A Good Girl’s Guide to Murder hit Netflix on Aug. 1—and since I’m battling a cold, I was able to binge-watch all six episodes within 24 hours. 

But it only took me about 10 minutes into the first episode to narrow down the suspect, despite it taking super sleuth Pip Fitz-Amobi (Wednesday’s Emma Myers) a total of 5 episodes as she pieced together the events leading up to Andie Bell’s death. 

This is your spoiler warning—stop reading if you don’t want to find out! 

A Good Girl’s Guide to Murder. Emma Myers as Pip Fitz-Amobi in A Good Girl’s Guide to Murder. Cr. Courtesy of Joss Barratt/Netflix © 2024

The predictability didn’t turn me off from the series, however, as there was plenty more to uncover aside from the suspect’s identity, including the motive—and there were a handful of plot twists, including the initial suspect. Cara and Naomi’s father, Elliot Ward (Mathew Baynton), being the killer romantically involved with Andie, but not directly (or totally) responsible for her death. 

There were a handful of clues that were a dead giveaway to Elliot’s involvement, even if to the naked eye he came off as a loving and caring father. 

Let’s break them down!

The First Time We Meet Elliot

There’s nothing about this scene that screams “he’s the killer,” but there was just something off about his behavior. Maybe it was the mention of “tutoring,” or that very subtle but significant change in his facial expression upon seeing Pip’s notebook and handing it to her—how did he immediately know it washers? Either way,  from this moment on, I was convinced Elliot was responsible for what happened to Andie.

Pip’s Haunting Memory

It’s also possible that the scene in the kitchen goes hand-in-hand with the setting of Pip’s final memory of both Andie and Sal, which is set in a school where we know Elliot teaches. He had access to all of them as students. And while Pip sees Sal asking for where Andie went, she’s not entirely sure he’s the person she’s running from, nor is she sure he’s the one that made her cry. 

Andie’s Risqué Photo

While snooping around Max Hasting’s room, Pip finds a lingerie photo of Andie. Max immediately shuts down any theories about having a relationship with Andie, explaining that he found the photo in the classroom. He doesn’t specify which classroom, and yes, it could belong to a student who dropped it, but how convenient that a sultry photo just happened to be in a classroom where Elliot teaches.

Sal’s Texts

Upon getting access to Sal’s phone, Pip immediately picked up on the grammar discrepancy between his previous texts and the last one sent, confessing to Andie’s murder. Sal’s brother, Ravi, was impressed, highlighting that his brother was the smartest person he knew, but he texted like an idiot using incomplete sentences, slang, and a lack of punctuation. Yet, that final confession was written in perfect English, alluding to the possibility that it may have been written by an English teacher. 
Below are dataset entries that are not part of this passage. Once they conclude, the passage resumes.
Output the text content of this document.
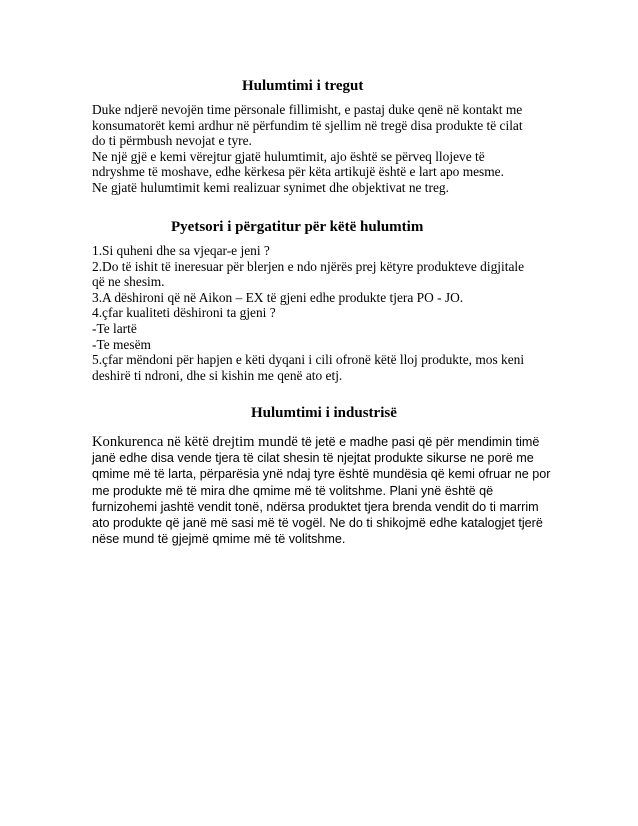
Hulumtimi i tregut
Duke ndjerë nevojën time përsonale fillimisht, e pastaj duke qenë në kontakt me
konsumatorët kemi ardhur në përfundim të sjellim në tregë disa produkte të cilat
do ti përmbush nevojat e tyre.
Ne një gjë e kemi vërejtur gjatë hulumtimit, ajo është se përveq llojeve të
ndryshme të moshave, edhe kërkesa për këta artikujë është e lart apo mesme.
Ne gjatë hulumtimit kemi realizuar synimet dhe objektivat ne treg.
Pyetsori i përgatitur për këtë hulumtim
1.Si quheni dhe sa vjeqar-e jeni ?
2.Do të ishit të ineresuar për blerjen e ndo njërës prej këtyre produkteve digjitale
që ne shesim.
3.A dëshironi që në Aikon – EX të gjeni edhe produkte tjera PO - JO.
4.çfar kualiteti dëshironi ta gjeni ?
-Te lartë
-Te mesëm
5.çfar mëndoni për hapjen e këti dyqani i cili ofronë këtë lloj produkte, mos keni
deshirë ti ndroni, dhe si kishin me qenë ato etj.
Hulumtimi i industrisë
Konkurenca në këtë drejtim mundë të jetë e madhe pasi që për mendimin timë
janë edhe disa vende tjera të cilat shesin të njejtat produkte sikurse ne porë me
qmime më të larta, përparësia ynë ndaj tyre është mundësia që kemi ofruar ne por
me produkte më të mira dhe qmime më të volitshme. Plani ynë është që
furnizohemi jashtë vendit tonë, ndërsa produktet tjera brenda vendit do ti marrim
ato produkte që janë më sasi më të vogël. Ne do ti shikojmë edhe katalogjet tjerë
nëse mund të gjejmë qmime më të volitshme.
Urging Pip to Change Her EPQ

Pip’s mother informed her that Elliot suggested she change the topic of her EPQ, which wasn’t immediately odd since he was her English teacher and cared about her as a student and as his daughter’s best friend since childhood. However, he got a little more insistent on it when he warned her directly at school, explaining that she’s “smart enough to know” that it’s a bad idea. There’s a reason he wanted her to stop investigating–Pip had the skills and guts to expose him as she didn’t just accept anything at face value.

Stop Digging Note

While camping, Pippa found a threatening note under her pillow that read “stop digging Pippa.” While nothing pointed directly to Elliot in this instance, he was aware of their location, meaning he could’ve easily slipped into the tent and left it. She later hacked his printer and found that the note was, in fact, printed from his device, providing all the proof she needed.
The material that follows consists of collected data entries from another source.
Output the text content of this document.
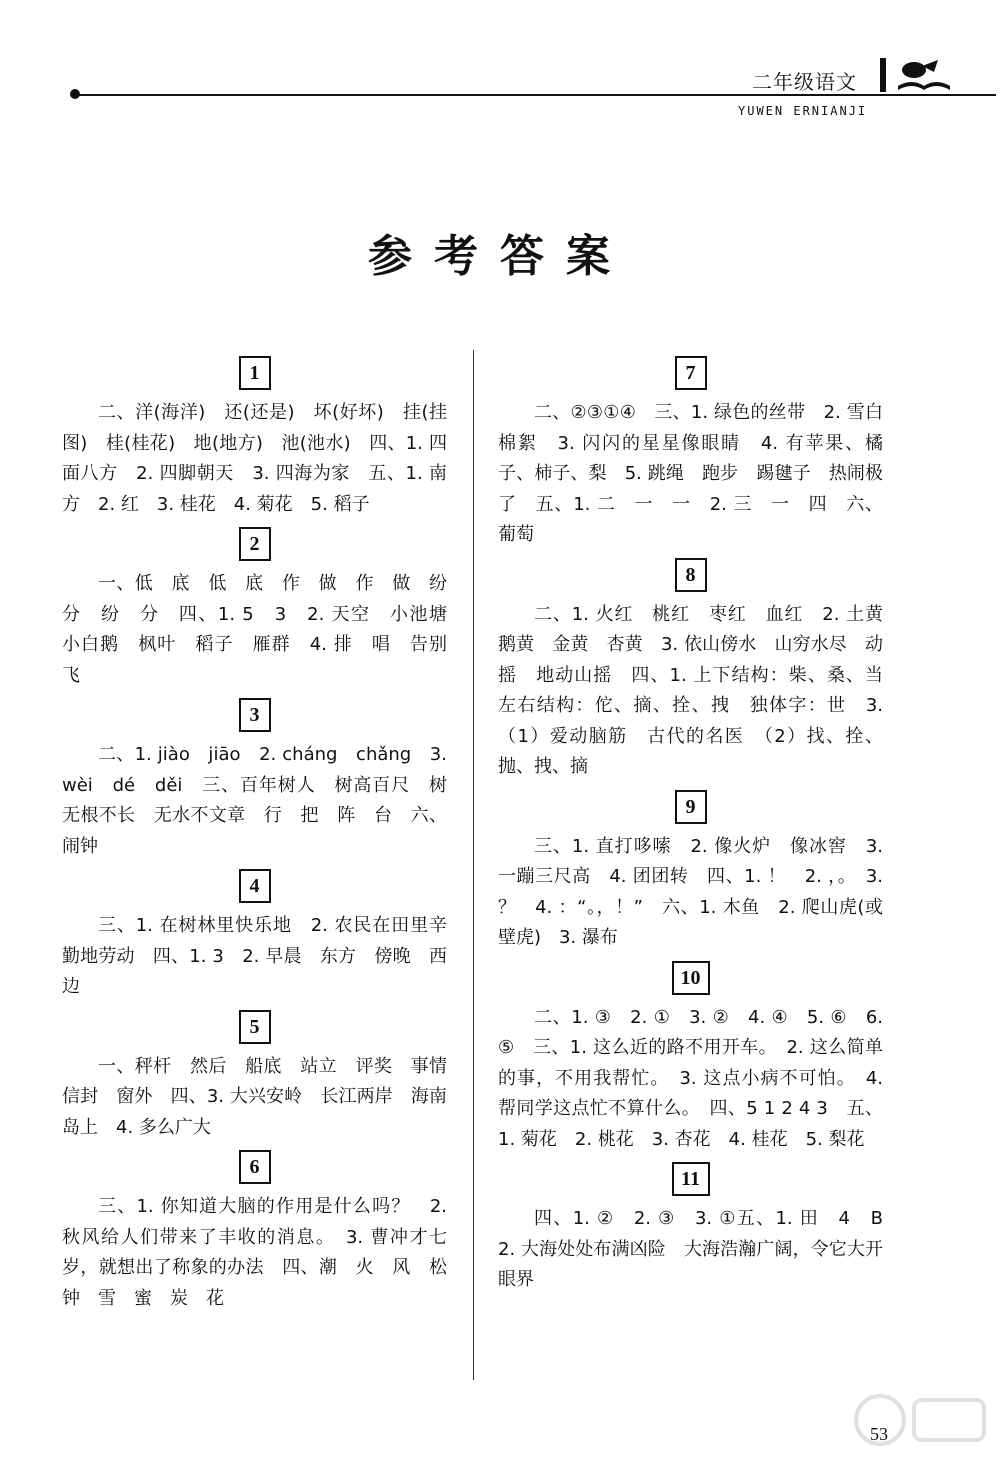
二年级语文
YUWEN ERNIANJI
参考答案
1
二、洋(海洋)　还(还是)　坏(好坏)　挂(挂图)　桂(桂花)　地(地方)　池(池水)　四、1. 四面八方　2. 四脚朝天　3. 四海为家　五、1. 南方　2. 红　3. 桂花　4. 菊花　5. 稻子
2
一、低　底　低　底　作　做　作　做　纷　分　纷　分　四、1. 5　3　2. 天空　小池塘　小白鹅　枫叶　稻子　雁群　4. 排　唱　告别　飞
3
二、1. jiào　jiāo　2. cháng　chǎng　3. wèi　dé　děi　三、百年树人　树高百尺　树无根不长　无水不文章　行　把　阵　台　六、闹钟
4
三、1. 在树林里快乐地　2. 农民在田里辛勤地劳动　四、1. 3　2. 早晨　东方　傍晚　西边
5
一、秤杆　然后　船底　站立　评奖　事情　信封　窗外　四、3. 大兴安岭　长江两岸　海南岛上　4. 多么广大
6
三、1. 你知道大脑的作用是什么吗？　2. 秋风给人们带来了丰收的消息。　3. 曹冲才七岁，就想出了称象的办法　四、潮　火　风　松　钟　雪　蜜　炭　花
7
二、②③①④　三、1. 绿色的丝带　2. 雪白　棉絮　3. 闪闪的星星像眼睛　4. 有苹果、橘子、柿子、梨　5. 跳绳　跑步　踢毽子　热闹极了　五、1. 二　一　一　2. 三　一　四　六、葡萄
8
二、1. 火红　桃红　枣红　血红　2. 土黄　鹅黄　金黄　杏黄　3. 依山傍水　山穷水尽　动摇　地动山摇　四、1. 上下结构：柴、桑、当　左右结构：佗、摘、拴、拽　独体字：世　3.（1）爱动脑筋　古代的名医　（2）找、拴、抛、拽、摘
9
三、1. 直打哆嗦　2. 像火炉　像冰窖　3. 一蹦三尺高　4. 团团转　四、1. ！　2. ，。　3. ？　4. ：“。，！”　六、1. 木鱼　2. 爬山虎(或壁虎)　3. 瀑布
10
二、1. ③　2. ①　3. ②　4. ④　5. ⑥　6. ⑤　三、1. 这么近的路不用开车。　2. 这么简单的事，不用我帮忙。　3. 这点小病不可怕。　4. 帮同学这点忙不算什么。　四、5 1 2 4 3　五、1. 菊花　2. 桃花　3. 杏花　4. 桂花　5. 梨花
11
四、1. ②　2. ③　3. ①五、1. 田　4　B　2. 大海处处布满凶险　大海浩瀚广阔，令它大开眼界
53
Great Gatsby Hotel Reference

The hotel was expensive with a room costing way more than any high school student had, especially someone like Andie, who was desperate for money and selling drugs, therefore, she had to be there with the “Secret Older Man.” And the guest book, signed days before her death, didn’t include their names, but rather a reference to a classic piece of literature, with the names Jay Gatsby and Daisy Buchannan from The Great Gatsby. I can’t see a high schooler opting for that reference, but an English teacher? Well, it tracks.

The Final Tutoring Comment

Elliot’s daughter Cara asks him why they have no money when he’s always tutoring—and it onces again brings us back to that moment in the kitchen, suggesting that tutoring is an excuse to get away so no one questions where he is. 

Once Pip gets a call from the reactivated number of “Secret Older Man,” she’s shocked to hear Naomi on the other line. And when Naomi tells her it was her father’s old phone, the pieces start falling into the place. The clues were always there, laid out and staring Pip in the face. She then leaves her phone behind in Elliot’s car to track his whereabouts before realizing he’s at the family’s old property that they allegedly sold a few years ago. 

In a lapse in judgement, she goes to confront him instead of waiting for the police—though she thankfully texted Ravi the address so they were on the way—and almost falls for his sob story, until she hears clanking in the pipes. She follows the noise to the attic where she finds another blonde girl—though not Andie–trapped in the attic. In addition to Elliot’s confession of having a romantic relationship with Andie, who broke things off with him after falling in love with Sal and then tried to extort him for money, getting pretty violent and banging her head on a countertop (hence her injury), the kidnapped girl, Isla, informs Andie that Elliot confessed to murdering Sal by drugging him with painkillers and then snuffing him with a pillow so that the case didn’t lead back to him and his predatory relationship. 

Of course, as mentioned previously, Elliot wasn’t the only killer as he was only half responsible for Andie’s death. He caused her the initial injury, but a confrontation with her sister, Bella, is what led to her death. Bella watched her sister bleed out and choke to death before hiding her body in a cave in the woods. Bella’s revelation as a killer was honestly much more surprising than Elliot’s series of bad decisions—considering the clues were all there laid out in front of us since episode 1.